Friday, April 23, 2010



It's the second after an event where your reaction surfaces and your emotions bubble. It's in that instantaneous silent second where future opinions are created and stereotypes live. It's where expectations gather and you categorize your feelings. Whether the moment be as big as watching the towers fall or as small as the second after you say goodbye, it's within the seconds after the moment where you assess and address what has happened. Sometimes it is within the crinkling of your cheeks, gathering together to form a sly smile. Sometimes it is within the furrowing of your eyebrow and the gathering of your forehead, perturbed by the event. It is also with these miniscule reactions that people judge you.

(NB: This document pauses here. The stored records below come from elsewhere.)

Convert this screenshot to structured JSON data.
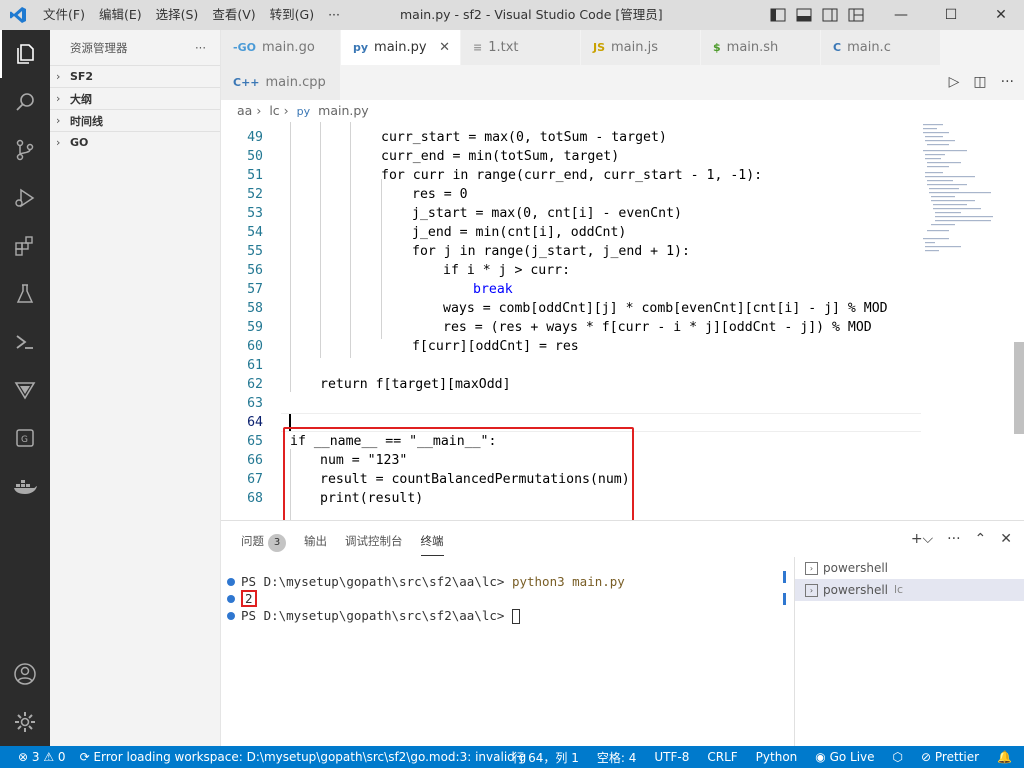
{
  "titlebar": {
    "menus": [
      "文件(F)",
      "编辑(E)",
      "选择(S)",
      "查看(V)",
      "转到(G)",
      "···"
    ],
    "title": "main.py - sf2 - Visual Studio Code [管理员]",
    "minimize": "—",
    "maximize": "☐",
    "close": "✕"
  },
  "sidebar": {
    "title": "资源管理器",
    "more": "···",
    "sections": [
      "SF2",
      "大纲",
      "时间线",
      "GO"
    ]
  },
  "tabs": [
    {
      "icon": "-GO",
      "label": "main.go"
    },
    {
      "icon": "py",
      "label": "main.py",
      "close": "✕"
    },
    {
      "icon": "≡",
      "label": "1.txt"
    },
    {
      "icon": "JS",
      "label": "main.js"
    },
    {
      "icon": "$",
      "label": "main.sh"
    },
    {
      "icon": "C",
      "label": "main.c"
    },
    {
      "icon": "C++",
      "label": "main.cpp"
    }
  ],
  "breadcrumb": [
    "aa",
    "lc",
    "main.py"
  ],
  "editor": {
    "lines": [
      {
        "n": "49",
        "text": "curr_start = max(0, totSum - target)"
      },
      {
        "n": "50",
        "text": "curr_end = min(totSum, target)"
      },
      {
        "n": "51",
        "text": "for curr in range(curr_end, curr_start - 1, -1):"
      },
      {
        "n": "52",
        "text": "res = 0"
      },
      {
        "n": "53",
        "text": "j_start = max(0, cnt[i] - evenCnt)"
      },
      {
        "n": "54",
        "text": "j_end = min(cnt[i], oddCnt)"
      },
      {
        "n": "55",
        "text": "for j in range(j_start, j_end + 1):"
      },
      {
        "n": "56",
        "text": "if i * j > curr:"
      },
      {
        "n": "57",
        "text": "break"
      },
      {
        "n": "58",
        "text": "ways = comb[oddCnt][j] * comb[evenCnt][cnt[i] - j] % MOD"
      },
      {
        "n": "59",
        "text": "res = (res + ways * f[curr - i * j][oddCnt - j]) % MOD"
      },
      {
        "n": "60",
        "text": "f[curr][oddCnt] = res"
      },
      {
        "n": "61",
        "text": ""
      },
      {
        "n": "62",
        "text": "return f[target][maxOdd]"
      },
      {
        "n": "63",
        "text": ""
      },
      {
        "n": "64",
        "text": ""
      },
      {
        "n": "65",
        "text": "if __name__ == \"__main__\":"
      },
      {
        "n": "66",
        "text": "num = \"123\""
      },
      {
        "n": "67",
        "text": "result = countBalancedPermutations(num)"
      },
      {
        "n": "68",
        "text": "print(result)"
      }
    ]
  },
  "panel": {
    "tabs": [
      "问题",
      "输出",
      "调试控制台",
      "终端"
    ],
    "problems_count": "3",
    "terminal_lines": [
      "PS D:\\mysetup\\gopath\\src\\sf2\\aa\\lc> ",
      "2",
      "PS D:\\mysetup\\gopath\\src\\sf2\\aa\\lc> "
    ],
    "command": "python3 main.py",
    "terminals": [
      {
        "name": "powershell",
        "sub": ""
      },
      {
        "name": "powershell",
        "sub": "lc"
      }
    ]
  },
  "statusbar": {
    "errors": "⊗ 3",
    "warnings": "⚠ 0",
    "workspace_error": "Error loading workspace: D:\\mysetup\\gopath\\src\\sf2\\go.mod:3: invalid g",
    "position": "行 64，列 1",
    "spaces": "空格: 4",
    "encoding": "UTF-8",
    "eol": "CRLF",
    "language": "Python",
    "golive": "Go Live",
    "prettier": "Prettier"
  },
  "colors": {
    "accent": "#007acc",
    "highlight": "#e02020"
  }
}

Often people read too much into the smallest twitch or accidental wiggle. Reactions building on reactions building on reactions yet no one truly knows the catalyst that formed the first reaction. This is the moment where miscommunication lies. Not in what is said, but the silence. In the reactions that we read into. I watch you brush your hair back and identify a widespread emotion for what may have been an itch. Is it boredom? Is it insecurity? Is it longing? It was just an itch, sweetheart, and here you are off on an internal tangent of possibilities. I catch myself caught up in the seconds after the real moment and I'm left longing and lingering on what just happened. And my brow furrows in thought as a co-worker approaches. No, I don't hate you. I'm just thinking.